There’s a music industry analogy here. MySpace became the Universal Records of the online music space. What we’re seeing now is a lot of interesting independents springing up, the XL Recordings of the web. There is no longer one destination (there never was - though I’m guilty of selling Last.fm, where I was PR manager, in that way). There are lots of smaller destinations that artists can harness in order, ultimately, to push fans to their own website - or, more likely, their Facebook page.
Is this a good thing? Speaking as a musician, it certainly makes it more interesting to present your music. Sites like The Sixty One, and a new platform called Viinyl, are using the web as the format. You’re not releasing an MP3, you’re releasing Viinyl. The URL becomes your 7 inch.
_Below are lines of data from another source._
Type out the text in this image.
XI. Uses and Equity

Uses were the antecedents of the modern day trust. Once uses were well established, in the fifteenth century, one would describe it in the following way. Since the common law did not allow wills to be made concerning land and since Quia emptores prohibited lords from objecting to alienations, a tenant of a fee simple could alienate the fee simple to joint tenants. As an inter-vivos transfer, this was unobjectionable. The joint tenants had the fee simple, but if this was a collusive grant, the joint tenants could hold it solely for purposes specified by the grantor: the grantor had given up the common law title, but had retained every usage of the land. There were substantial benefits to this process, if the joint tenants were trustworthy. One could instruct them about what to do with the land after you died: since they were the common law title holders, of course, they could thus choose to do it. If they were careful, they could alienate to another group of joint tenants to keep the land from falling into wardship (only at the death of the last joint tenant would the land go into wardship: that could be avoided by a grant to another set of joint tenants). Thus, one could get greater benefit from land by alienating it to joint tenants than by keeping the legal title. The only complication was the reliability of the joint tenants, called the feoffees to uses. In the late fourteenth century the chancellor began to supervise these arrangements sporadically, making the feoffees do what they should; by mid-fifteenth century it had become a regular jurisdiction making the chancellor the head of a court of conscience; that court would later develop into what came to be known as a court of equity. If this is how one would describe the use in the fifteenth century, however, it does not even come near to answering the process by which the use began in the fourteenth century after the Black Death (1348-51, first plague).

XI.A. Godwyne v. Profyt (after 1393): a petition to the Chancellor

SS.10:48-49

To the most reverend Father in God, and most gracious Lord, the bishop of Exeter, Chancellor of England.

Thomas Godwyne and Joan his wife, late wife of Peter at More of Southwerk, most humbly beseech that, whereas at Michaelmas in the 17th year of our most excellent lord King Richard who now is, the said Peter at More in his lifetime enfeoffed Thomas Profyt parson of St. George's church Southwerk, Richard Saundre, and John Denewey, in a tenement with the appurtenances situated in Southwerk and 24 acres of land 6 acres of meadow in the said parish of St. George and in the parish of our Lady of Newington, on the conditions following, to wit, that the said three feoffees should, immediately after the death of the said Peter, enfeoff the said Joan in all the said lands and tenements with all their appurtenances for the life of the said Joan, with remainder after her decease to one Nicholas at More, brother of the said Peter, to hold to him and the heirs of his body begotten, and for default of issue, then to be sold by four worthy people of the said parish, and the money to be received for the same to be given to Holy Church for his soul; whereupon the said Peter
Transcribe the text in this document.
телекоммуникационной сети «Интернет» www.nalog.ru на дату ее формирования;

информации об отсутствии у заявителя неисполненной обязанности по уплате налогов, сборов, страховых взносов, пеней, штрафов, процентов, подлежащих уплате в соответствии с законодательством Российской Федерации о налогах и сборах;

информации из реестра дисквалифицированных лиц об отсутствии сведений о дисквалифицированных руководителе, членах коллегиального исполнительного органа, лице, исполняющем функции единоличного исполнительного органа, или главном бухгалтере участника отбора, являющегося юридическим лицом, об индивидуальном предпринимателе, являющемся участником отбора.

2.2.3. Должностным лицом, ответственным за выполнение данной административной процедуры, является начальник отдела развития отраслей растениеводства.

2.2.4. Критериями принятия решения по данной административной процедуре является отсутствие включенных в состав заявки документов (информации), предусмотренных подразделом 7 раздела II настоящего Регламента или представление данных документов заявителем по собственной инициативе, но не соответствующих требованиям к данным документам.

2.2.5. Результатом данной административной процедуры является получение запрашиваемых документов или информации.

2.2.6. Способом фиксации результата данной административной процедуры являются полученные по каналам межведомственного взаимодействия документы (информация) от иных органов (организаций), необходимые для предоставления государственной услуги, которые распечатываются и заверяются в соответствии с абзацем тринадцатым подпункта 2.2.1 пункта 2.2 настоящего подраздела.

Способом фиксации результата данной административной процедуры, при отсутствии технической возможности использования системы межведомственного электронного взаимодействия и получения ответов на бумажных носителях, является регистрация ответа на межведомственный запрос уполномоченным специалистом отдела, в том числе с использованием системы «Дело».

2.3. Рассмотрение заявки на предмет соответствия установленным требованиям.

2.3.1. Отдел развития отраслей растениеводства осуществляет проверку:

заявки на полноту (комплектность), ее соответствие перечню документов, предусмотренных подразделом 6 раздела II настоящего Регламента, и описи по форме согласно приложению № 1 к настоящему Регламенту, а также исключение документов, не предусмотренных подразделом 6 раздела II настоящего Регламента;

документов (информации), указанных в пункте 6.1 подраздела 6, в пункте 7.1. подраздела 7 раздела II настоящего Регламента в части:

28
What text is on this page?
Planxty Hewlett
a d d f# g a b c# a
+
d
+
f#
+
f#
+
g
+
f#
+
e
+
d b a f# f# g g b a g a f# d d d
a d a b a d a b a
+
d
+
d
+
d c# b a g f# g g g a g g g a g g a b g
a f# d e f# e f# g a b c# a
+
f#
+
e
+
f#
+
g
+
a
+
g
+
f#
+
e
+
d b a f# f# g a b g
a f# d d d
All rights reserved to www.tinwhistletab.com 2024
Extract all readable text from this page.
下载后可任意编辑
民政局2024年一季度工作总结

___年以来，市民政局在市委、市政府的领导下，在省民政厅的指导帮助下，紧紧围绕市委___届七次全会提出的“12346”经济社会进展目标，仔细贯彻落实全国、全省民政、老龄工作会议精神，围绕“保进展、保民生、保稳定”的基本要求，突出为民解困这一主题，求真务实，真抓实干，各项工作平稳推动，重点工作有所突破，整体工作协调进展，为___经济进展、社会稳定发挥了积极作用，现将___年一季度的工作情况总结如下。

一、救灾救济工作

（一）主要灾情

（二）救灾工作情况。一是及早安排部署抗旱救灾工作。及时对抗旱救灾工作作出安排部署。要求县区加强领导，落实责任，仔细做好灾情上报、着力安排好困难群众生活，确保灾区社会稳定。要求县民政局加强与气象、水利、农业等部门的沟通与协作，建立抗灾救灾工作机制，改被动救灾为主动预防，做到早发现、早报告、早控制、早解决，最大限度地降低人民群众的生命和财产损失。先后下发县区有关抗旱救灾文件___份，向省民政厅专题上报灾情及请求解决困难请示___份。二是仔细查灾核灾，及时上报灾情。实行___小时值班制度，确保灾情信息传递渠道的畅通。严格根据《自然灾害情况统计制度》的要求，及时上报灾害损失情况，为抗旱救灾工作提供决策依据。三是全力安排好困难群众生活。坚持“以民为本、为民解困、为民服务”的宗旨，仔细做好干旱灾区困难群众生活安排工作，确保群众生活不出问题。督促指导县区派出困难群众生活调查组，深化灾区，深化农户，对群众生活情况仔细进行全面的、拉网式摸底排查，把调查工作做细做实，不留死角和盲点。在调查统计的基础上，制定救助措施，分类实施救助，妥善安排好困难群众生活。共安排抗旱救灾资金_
What happens when there’s too many of these indie platforms to keep track of? If I want to put my music online right now, I can choose to use Bandcamp, SoundCloud, Reverbnation, Viinyl, Last.fm, The Sixty One, Tunecore, etc etc. Are we going to get lost in all this noise? Maybe someone needs to start aggregating all this content - ah, but then we’re back in a MySpace-like scenario.
Ultimately, MySpace is leaving a big hole. The Lily Allen/Arctic Monkeys success-via-MySpace myth is just that - a myth. But the site did focus attention, however briefly. Perhaps what will happen as more platforms crop up and the online music space becomes ever more fractured is that each individual artist will be forced to innovate, creating their own mini Viinyls and Sixty Ones. If so, my advice to artists is: ditch the manager and hire a programmer.